On 15 April 2020, the Financial Stability Board (FSB) published a report setting out the financial stability implications of the COVID-19 pandemic and policy measures taken to address them.

The report notes that the global financial system is more resilient and better placed to sustain financing to the real economy as a result of the G20 regulatory reforms in the aftermath of the 2008 global financial crisis. In particular, greater resilience of major banks at the core of the financial system has allowed the system to date largely to absorb rather than amplify the current macroeconomic shock. Those forms of market-based finance that contributed to the 2008 financial crisis pose significantly lower financial stability risks.
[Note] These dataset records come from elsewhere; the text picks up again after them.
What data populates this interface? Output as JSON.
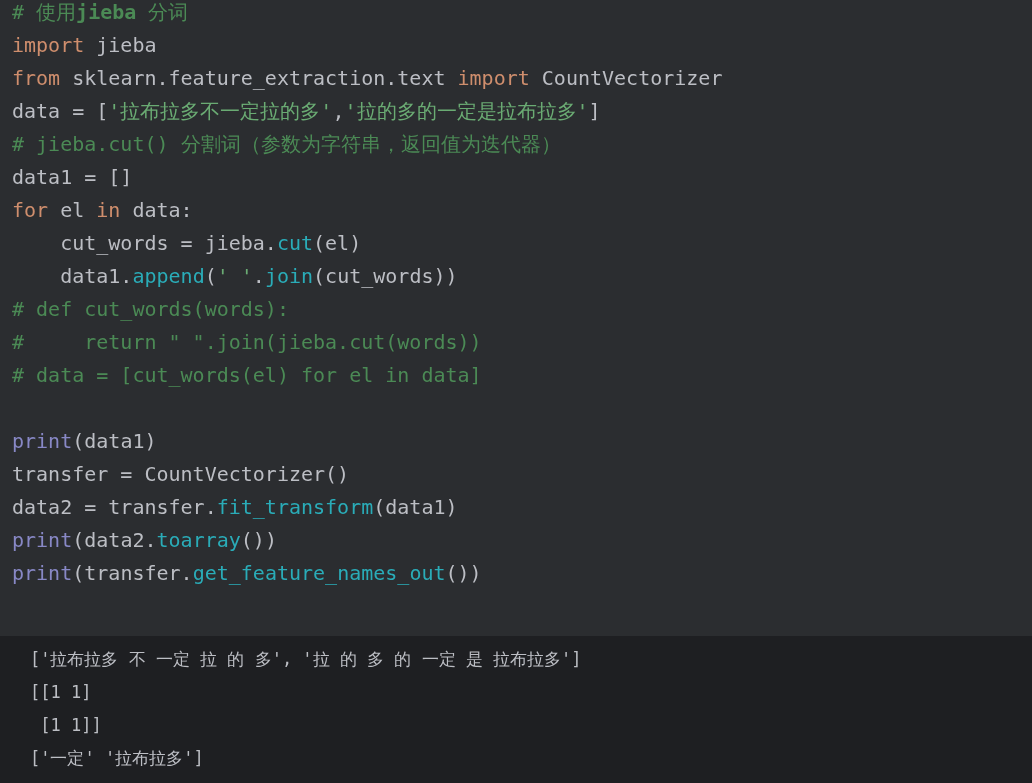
{
  "editor": {
    "lines": [
      {
        "tokens": [
          {
            "kind": "comment",
            "text": "# 使用"
          },
          {
            "kind": "comment_bold",
            "text": "jieba"
          },
          {
            "kind": "comment",
            "text": " 分词"
          }
        ]
      },
      {
        "tokens": [
          {
            "kind": "keyword",
            "text": "import"
          },
          {
            "kind": "plain",
            "text": " jieba"
          }
        ]
      },
      {
        "tokens": [
          {
            "kind": "keyword",
            "text": "from"
          },
          {
            "kind": "plain",
            "text": " sklearn.feature_extraction.text "
          },
          {
            "kind": "keyword",
            "text": "import"
          },
          {
            "kind": "plain",
            "text": " CountVectorizer"
          }
        ]
      },
      {
        "tokens": [
          {
            "kind": "plain",
            "text": "data = ["
          },
          {
            "kind": "string",
            "text": "'拉布拉多不一定拉的多'"
          },
          {
            "kind": "plain",
            "text": ","
          },
          {
            "kind": "string",
            "text": "'拉的多的一定是拉布拉多'"
          },
          {
            "kind": "plain",
            "text": "]"
          }
        ]
      },
      {
        "tokens": [
          {
            "kind": "comment",
            "text": "# jieba.cut() 分割词（参数为字符串，返回值为迭代器）"
          }
        ]
      },
      {
        "tokens": [
          {
            "kind": "plain",
            "text": "data1 = []"
          }
        ]
      },
      {
        "tokens": [
          {
            "kind": "keyword",
            "text": "for"
          },
          {
            "kind": "plain",
            "text": " el "
          },
          {
            "kind": "keyword",
            "text": "in"
          },
          {
            "kind": "plain",
            "text": " data:"
          }
        ]
      },
      {
        "tokens": [
          {
            "kind": "plain",
            "text": "    cut_words = jieba."
          },
          {
            "kind": "method",
            "text": "cut"
          },
          {
            "kind": "plain",
            "text": "(el)"
          }
        ]
      },
      {
        "tokens": [
          {
            "kind": "plain",
            "text": "    data1."
          },
          {
            "kind": "method",
            "text": "append"
          },
          {
            "kind": "plain",
            "text": "("
          },
          {
            "kind": "string",
            "text": "' '"
          },
          {
            "kind": "plain",
            "text": "."
          },
          {
            "kind": "method",
            "text": "join"
          },
          {
            "kind": "plain",
            "text": "(cut_words))"
          }
        ]
      },
      {
        "tokens": [
          {
            "kind": "comment",
            "text": "# def cut_words(words):"
          }
        ]
      },
      {
        "tokens": [
          {
            "kind": "comment",
            "text": "#     return \" \".join(jieba.cut(words))"
          }
        ]
      },
      {
        "tokens": [
          {
            "kind": "comment",
            "text": "# data = [cut_words(el) for el in data]"
          }
        ]
      },
      {
        "gap_before": true,
        "tokens": [
          {
            "kind": "builtin",
            "text": "print"
          },
          {
            "kind": "plain",
            "text": "(data1)"
          }
        ]
      },
      {
        "tokens": [
          {
            "kind": "plain",
            "text": "transfer = CountVectorizer()"
          }
        ]
      },
      {
        "tokens": [
          {
            "kind": "plain",
            "text": "data2 = transfer."
          },
          {
            "kind": "method",
            "text": "fit_transform"
          },
          {
            "kind": "plain",
            "text": "(data1)"
          }
        ]
      },
      {
        "tokens": [
          {
            "kind": "builtin",
            "text": "print"
          },
          {
            "kind": "plain",
            "text": "(data2."
          },
          {
            "kind": "method",
            "text": "toarray"
          },
          {
            "kind": "plain",
            "text": "())"
          }
        ]
      },
      {
        "tokens": [
          {
            "kind": "builtin",
            "text": "print"
          },
          {
            "kind": "plain",
            "text": "(transfer."
          },
          {
            "kind": "method",
            "text": "get_feature_names_out"
          },
          {
            "kind": "plain",
            "text": "())"
          }
        ]
      }
    ]
  },
  "output": {
    "lines": [
      "['拉布拉多 不 一定 拉 的 多', '拉 的 多 的 一定 是 拉布拉多']",
      "[[1 1]",
      " [1 1]]",
      "['一定' '拉布拉多']"
    ]
  }
}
Financial market infrastructures, particularly central counterparties, have functioned well, despite the challenging external financial and operational conditions. Nevertheless, given the unprecedented scale of the shock, key funding markets experienced acute stress and authorities needed to take a wide range of measures to sustain the supply of credit to the real economy and to support financial intermediation.

The report goes on setting out five principles that underpin the official community’s response to support the real economy. Using these principles, authorities will: monitor and share information on a timely basis to assess and address financial stability risks from COVID-19; recognise and use the flexibility built into existing financial standards to support our response; seek opportunities to temporarily reduce operational burdens on firms and authorities; act consistently with international standards, and not roll back reforms or compromise the underlying objectives of existing international standards; and coordinate on the future timely unwinding of the temporary measures taken.